We Run the Tides(11)



Today Mr. London and I are meeting to discuss Franny and Zooey. He sits back in his desk chair and strokes his clean-shaven chin. Behind him, on three shelves, are books by Hemingway (The Sun Also Rises, A Moveable Feast), Fitzgerald (Tender Is the Night), and Robert Louis Stevenson (Kidnapped). There’s also an entire shelf devoted to the work of Jack London, which I personally believe he’s included in his “library” to subliminally propel the myth that he’s related to Jack London without having to prove it.

“So, what did you think of the book?” Mr. London says.

“What?” I say, still staring at the volumes on his shelves.

“Franny and Zooey?”

“Right,” I say. “I didn’t like it.”

“What do you mean you didn’t like it?” Mr. London asks.

“I mean that I liked Catcher in the Rye, but Franny and Zooey . . . well, it was okay.”

“It was okay?” he says. “Salinger is okay?”

“Yes,” I tell him. “I’d give the book a B minus.”

“Then I’m afraid I’m going to have to give you a B minus,” Mr. London says.

“For extra credit?”

“Don’t you know that Salinger is an icon? That he’s a genius?” he says.

“It doesn’t mean I have to think this book is good,” I say.

“Yes, it does,” Mr. London says, clenching his youthful jaw.

“Why?” I ask.

“It’s a masterpiece,” Mr. London says, standing up.

“I thought it was boring,” I say. “I think I’m the ideal audience and I didn’t care for it. I wouldn’t recommend it to anyone.”

“You wouldn’t recommend it to anyone,” he says. He starts pacing the narrow room. I know what’s about to happen. Any minute now he’s going to jump through a window. Mr. London has a well-documented temper problem. Well-documented by me at least. Every time he’s had a meltdown in the classroom I’ve reported it to Ms. Catanese, the upper school headmistress. She’s an uptight onetime beauty with long legs and short skirts and high-collared blouses, who was extremely interested in the information I shared with her. I don’t think Mr. London knows it was me who reported him. Others, I’ve been told, have complained about his temper as well. But it was Ms. Catanese who told me this so when she says others have complained about his temper, she could just be referring to herself. Rumor has it she was in love with him at one time and he, ultimately, was not in love with her.
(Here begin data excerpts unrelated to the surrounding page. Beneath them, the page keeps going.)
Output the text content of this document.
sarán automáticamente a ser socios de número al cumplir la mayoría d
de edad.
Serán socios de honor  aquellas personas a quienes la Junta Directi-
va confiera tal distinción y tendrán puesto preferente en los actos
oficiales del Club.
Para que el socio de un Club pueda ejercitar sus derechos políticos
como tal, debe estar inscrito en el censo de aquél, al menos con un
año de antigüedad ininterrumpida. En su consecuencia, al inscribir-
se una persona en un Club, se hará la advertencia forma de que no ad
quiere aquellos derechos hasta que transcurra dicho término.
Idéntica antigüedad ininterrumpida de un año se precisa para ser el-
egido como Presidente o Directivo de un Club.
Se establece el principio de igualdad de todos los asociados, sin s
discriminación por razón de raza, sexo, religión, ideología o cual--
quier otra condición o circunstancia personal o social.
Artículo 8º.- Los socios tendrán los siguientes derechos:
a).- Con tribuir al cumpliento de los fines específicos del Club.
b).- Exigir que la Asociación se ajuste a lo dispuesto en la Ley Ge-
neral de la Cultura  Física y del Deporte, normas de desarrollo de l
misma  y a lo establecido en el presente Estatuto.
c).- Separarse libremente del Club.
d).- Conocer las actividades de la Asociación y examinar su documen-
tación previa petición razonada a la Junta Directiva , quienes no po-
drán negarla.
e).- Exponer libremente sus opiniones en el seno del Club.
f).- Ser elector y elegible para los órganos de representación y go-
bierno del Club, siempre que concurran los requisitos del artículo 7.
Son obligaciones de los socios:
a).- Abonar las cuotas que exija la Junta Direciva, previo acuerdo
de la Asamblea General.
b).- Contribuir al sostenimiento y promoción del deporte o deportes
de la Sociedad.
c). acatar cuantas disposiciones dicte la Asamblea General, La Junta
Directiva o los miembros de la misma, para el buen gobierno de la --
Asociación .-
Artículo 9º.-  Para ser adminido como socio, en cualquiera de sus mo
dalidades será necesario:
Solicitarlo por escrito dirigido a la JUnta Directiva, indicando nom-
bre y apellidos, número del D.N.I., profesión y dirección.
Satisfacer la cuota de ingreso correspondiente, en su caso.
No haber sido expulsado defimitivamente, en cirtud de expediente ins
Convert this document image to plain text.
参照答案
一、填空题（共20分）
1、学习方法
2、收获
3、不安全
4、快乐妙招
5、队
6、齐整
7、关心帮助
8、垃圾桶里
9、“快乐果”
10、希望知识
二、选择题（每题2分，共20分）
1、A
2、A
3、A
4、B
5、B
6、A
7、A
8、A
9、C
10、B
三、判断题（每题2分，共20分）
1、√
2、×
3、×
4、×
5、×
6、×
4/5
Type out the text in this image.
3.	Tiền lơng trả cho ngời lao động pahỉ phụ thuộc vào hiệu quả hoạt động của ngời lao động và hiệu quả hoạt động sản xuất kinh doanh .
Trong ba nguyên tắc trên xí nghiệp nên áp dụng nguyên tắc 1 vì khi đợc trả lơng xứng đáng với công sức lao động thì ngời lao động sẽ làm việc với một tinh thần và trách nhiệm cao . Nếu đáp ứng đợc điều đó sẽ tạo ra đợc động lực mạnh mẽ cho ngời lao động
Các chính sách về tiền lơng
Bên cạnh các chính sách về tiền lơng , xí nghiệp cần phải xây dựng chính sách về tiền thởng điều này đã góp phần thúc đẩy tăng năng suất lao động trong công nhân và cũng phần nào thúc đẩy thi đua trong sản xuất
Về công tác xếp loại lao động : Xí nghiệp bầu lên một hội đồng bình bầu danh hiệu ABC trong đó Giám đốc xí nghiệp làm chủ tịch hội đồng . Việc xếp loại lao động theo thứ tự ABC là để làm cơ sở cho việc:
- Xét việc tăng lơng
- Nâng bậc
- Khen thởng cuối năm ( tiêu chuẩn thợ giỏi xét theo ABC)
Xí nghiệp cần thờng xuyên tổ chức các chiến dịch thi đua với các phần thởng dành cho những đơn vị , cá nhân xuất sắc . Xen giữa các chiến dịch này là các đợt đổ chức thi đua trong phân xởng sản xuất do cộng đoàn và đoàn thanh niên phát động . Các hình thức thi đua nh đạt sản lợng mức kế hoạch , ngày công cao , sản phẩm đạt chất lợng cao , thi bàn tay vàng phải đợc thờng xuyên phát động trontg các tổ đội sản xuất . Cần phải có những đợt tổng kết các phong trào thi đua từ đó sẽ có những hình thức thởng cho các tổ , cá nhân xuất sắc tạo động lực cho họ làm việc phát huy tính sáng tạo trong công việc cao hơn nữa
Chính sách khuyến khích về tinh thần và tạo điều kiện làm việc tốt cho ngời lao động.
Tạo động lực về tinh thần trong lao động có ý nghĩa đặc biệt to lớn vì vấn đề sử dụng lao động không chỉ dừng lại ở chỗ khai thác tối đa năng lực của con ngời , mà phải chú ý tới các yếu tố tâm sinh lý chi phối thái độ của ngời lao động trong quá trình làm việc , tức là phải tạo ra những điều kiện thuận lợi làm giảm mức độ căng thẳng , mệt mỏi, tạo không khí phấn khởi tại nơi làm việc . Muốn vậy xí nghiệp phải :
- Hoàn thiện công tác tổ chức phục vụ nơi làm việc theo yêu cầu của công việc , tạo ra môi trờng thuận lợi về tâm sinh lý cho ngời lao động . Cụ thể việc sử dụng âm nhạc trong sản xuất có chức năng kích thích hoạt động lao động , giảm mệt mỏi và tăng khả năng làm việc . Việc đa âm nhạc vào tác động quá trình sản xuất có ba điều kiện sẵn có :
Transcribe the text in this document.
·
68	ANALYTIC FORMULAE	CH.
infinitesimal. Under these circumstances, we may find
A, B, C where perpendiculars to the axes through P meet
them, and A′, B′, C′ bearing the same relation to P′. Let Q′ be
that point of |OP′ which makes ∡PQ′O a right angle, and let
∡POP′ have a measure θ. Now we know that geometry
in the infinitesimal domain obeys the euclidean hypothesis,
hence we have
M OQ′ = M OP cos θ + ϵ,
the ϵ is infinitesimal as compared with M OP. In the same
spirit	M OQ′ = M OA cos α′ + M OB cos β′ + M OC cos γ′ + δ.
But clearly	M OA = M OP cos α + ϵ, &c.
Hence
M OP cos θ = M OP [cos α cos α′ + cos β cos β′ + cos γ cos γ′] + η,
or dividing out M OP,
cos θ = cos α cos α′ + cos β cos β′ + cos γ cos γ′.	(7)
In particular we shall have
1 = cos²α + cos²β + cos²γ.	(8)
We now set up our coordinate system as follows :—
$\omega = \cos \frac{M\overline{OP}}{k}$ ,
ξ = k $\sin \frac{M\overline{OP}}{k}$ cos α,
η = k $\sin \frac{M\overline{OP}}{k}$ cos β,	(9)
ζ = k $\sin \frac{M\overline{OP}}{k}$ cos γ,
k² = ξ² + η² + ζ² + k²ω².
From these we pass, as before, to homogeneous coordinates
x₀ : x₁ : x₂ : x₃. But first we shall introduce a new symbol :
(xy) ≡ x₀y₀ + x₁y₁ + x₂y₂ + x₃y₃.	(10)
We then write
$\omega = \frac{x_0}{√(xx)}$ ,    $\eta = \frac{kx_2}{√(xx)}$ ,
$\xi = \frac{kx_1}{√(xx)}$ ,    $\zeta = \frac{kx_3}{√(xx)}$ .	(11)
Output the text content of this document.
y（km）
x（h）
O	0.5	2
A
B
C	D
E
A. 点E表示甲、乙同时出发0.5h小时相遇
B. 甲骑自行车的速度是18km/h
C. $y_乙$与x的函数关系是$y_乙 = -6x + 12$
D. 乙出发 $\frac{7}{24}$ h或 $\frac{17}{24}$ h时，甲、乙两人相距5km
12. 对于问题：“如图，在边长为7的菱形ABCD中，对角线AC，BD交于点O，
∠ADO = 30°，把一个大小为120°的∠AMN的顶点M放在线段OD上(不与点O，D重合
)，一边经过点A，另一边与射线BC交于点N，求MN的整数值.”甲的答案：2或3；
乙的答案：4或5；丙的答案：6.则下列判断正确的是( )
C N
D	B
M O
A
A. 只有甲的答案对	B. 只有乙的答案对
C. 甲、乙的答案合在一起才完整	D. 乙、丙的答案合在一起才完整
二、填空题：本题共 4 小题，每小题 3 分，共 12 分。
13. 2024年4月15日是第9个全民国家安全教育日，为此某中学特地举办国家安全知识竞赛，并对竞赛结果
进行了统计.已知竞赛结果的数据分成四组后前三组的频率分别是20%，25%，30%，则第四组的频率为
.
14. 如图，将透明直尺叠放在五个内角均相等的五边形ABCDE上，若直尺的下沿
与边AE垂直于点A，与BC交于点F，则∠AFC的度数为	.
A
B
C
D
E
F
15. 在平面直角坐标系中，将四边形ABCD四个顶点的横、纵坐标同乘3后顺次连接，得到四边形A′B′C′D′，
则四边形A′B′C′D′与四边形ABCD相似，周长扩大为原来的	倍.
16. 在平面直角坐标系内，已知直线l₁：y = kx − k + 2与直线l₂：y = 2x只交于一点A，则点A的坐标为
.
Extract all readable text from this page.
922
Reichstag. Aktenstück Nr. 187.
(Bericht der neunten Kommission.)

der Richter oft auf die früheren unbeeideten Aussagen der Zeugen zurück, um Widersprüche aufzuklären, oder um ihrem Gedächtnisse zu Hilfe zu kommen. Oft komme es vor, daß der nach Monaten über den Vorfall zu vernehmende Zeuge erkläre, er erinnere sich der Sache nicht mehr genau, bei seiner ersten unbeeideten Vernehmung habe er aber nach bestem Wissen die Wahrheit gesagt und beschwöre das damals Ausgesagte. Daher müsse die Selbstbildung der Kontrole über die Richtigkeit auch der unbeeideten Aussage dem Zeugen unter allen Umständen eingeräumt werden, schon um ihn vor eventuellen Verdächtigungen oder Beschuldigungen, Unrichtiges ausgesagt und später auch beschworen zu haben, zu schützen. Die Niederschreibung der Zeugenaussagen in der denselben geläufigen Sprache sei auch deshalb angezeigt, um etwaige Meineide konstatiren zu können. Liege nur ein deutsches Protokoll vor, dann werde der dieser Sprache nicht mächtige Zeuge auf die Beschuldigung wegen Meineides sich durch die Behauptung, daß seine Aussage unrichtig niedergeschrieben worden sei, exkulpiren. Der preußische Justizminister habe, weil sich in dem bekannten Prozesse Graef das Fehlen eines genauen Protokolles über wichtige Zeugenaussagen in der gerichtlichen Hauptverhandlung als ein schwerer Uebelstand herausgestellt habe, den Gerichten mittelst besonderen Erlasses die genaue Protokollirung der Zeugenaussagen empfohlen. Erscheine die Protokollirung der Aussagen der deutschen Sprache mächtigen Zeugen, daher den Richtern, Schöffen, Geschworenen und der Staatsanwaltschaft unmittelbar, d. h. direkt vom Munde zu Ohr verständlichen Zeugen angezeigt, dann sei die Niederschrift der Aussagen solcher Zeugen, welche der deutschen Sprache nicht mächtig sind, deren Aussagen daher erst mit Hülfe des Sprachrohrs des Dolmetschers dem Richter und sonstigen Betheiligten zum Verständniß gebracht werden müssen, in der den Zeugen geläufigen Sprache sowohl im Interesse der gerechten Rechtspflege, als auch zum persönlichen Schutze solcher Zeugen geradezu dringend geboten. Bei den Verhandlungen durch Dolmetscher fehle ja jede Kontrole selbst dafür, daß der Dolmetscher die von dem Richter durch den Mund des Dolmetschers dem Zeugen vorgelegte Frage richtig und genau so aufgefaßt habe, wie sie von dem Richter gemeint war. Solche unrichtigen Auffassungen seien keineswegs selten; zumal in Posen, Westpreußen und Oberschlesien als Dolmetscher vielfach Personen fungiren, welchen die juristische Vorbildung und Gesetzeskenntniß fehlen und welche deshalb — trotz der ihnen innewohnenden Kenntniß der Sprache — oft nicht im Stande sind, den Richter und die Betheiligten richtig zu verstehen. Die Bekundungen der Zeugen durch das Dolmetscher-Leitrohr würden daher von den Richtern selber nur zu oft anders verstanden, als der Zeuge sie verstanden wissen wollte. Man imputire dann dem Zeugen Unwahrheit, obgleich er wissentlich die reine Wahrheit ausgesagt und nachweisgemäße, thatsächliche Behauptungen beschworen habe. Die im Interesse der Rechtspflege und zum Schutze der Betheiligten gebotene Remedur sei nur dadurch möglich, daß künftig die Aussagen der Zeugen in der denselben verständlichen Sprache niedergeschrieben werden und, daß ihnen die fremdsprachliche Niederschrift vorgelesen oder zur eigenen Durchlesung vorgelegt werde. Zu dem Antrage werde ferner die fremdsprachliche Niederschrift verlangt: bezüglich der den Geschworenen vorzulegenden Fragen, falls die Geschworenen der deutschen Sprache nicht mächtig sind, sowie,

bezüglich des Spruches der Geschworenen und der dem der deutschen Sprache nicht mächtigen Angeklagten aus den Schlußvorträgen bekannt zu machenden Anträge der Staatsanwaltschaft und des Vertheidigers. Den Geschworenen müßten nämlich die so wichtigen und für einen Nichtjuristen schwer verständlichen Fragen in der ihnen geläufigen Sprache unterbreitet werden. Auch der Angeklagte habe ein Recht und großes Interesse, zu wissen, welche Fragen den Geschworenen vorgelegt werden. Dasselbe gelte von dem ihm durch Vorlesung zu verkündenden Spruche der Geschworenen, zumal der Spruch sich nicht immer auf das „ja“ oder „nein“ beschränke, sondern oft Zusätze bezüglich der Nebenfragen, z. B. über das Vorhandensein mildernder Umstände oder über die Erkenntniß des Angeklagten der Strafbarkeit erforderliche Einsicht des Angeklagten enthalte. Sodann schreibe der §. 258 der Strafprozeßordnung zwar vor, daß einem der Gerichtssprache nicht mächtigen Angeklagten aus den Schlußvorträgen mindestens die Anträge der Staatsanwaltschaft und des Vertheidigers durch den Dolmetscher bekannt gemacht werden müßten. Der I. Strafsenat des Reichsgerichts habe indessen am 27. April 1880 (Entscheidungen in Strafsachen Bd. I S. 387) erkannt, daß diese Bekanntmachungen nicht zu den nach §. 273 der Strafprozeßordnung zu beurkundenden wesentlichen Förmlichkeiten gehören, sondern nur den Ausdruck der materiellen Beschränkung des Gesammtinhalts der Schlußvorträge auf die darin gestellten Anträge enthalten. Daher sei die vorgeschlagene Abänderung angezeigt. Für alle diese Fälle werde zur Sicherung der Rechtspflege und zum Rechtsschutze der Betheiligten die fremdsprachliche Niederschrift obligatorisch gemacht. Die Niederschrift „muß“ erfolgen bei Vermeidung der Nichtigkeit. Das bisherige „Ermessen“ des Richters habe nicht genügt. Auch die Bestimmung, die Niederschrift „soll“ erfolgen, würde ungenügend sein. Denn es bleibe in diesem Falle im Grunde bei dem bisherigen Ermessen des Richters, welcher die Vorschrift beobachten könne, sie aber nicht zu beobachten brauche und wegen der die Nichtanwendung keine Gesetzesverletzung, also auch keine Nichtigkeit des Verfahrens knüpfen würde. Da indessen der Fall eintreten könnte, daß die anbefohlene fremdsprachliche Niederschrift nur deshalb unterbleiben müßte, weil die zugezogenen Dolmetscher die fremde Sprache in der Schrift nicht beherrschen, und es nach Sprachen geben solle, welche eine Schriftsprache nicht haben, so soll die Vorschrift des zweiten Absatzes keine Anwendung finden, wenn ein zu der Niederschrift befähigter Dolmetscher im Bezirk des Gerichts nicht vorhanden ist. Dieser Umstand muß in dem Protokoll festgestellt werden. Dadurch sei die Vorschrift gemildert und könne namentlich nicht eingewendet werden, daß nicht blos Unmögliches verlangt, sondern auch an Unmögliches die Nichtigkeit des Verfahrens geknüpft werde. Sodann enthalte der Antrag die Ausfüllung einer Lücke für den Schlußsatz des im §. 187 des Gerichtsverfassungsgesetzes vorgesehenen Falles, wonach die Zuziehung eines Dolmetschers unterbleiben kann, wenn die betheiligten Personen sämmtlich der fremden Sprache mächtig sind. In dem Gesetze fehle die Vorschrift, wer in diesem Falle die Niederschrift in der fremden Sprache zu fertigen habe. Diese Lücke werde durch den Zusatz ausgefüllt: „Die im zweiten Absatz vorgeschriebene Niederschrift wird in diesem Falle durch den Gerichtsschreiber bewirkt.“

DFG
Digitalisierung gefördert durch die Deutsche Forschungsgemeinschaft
Eventually Mr. London does exactly what I know he’ll do: he walks out the door. He does this in the classroom when he gets upset and doesn’t want people to see him upset. He knows he has an anger management problem and his way of controlling it is to leave. When he exits the classroom we all sit still and count to 120 aloud in unison because we know that he is counting two minutes before he comes back in. Two minutes must be the amount of time he was taught was both advisable and permissible to leave and calm down before reentering a room.

Now that Mr. London has left the teacher’s lounge, I know I have two minutes alone. I hadn’t planned on doing what I do. From my shorts pocket, I remove the three birth control pills I smuggled from sex ed class and crumble them in the palm of my left hand. Then I stand and approach the coffeepot and release the powder. I take a dirty spoon from the sink and stir the coffee. There’s no trace of the pills. I sit back down and think that already it smells a little less like testosterone. I imagine it smells more like the gym where my mother does aerobics with all her new friends. Mr. London returns to the lounge in exactly 120 seconds. I’m sitting where he left me.

“I have decided that you are entitled to your opinion about Franny and Zooey,” he says, and takes a sip of his coffee.

“Thank you,” I say, and stand.





7


Friday is a half day at school, thank god. I’m still getting the silent treatment from all my classmates. That afternoon my parents have to go to a cocktail reception and auction at my father’s art gallery. They’ve asked Petra, the daughter of my mom’s longtime supervisor at the hospital, to babysit. I don’t need a babysitter but given the events of the week and the fact that they will be out late at a post-auction dinner, they ask her to come keep me and Svea company. Petra is twenty and has wild pitch-black hair that she usually positions on top of her head with chopsticks. I once complimented her hairstyle and now she gives me chopsticks every year for my birthday. I have a pile of chopsticks on a shelf of my closet, next to the small safe where I keep money I’ve earned from babysitting.

My father has been getting ready for the auction all week. He’s going to be the auctioneer and he goes through a series of tongue twisters to prepare. It’s been a few months since the last auction and he says his tongue is “rusty.” He sits alone in the study with a gavel and rattles through numbers and then says, “going once, going twice.” Regardless of where I am in the house, I can hear the gavel hitting the table and my father’s voice yelling “Sold!”

Friday is officially hot—San Francisco’s summer has finally arrived in the fall. My mother gets off early from work and bikes home and washes and styles her hair and paints her nails. She dresses in all white and I have to admit she looks glamorous, and my father says so, too. “Wow,” he says when she comes downstairs. He stands at a distance, appraising her like art.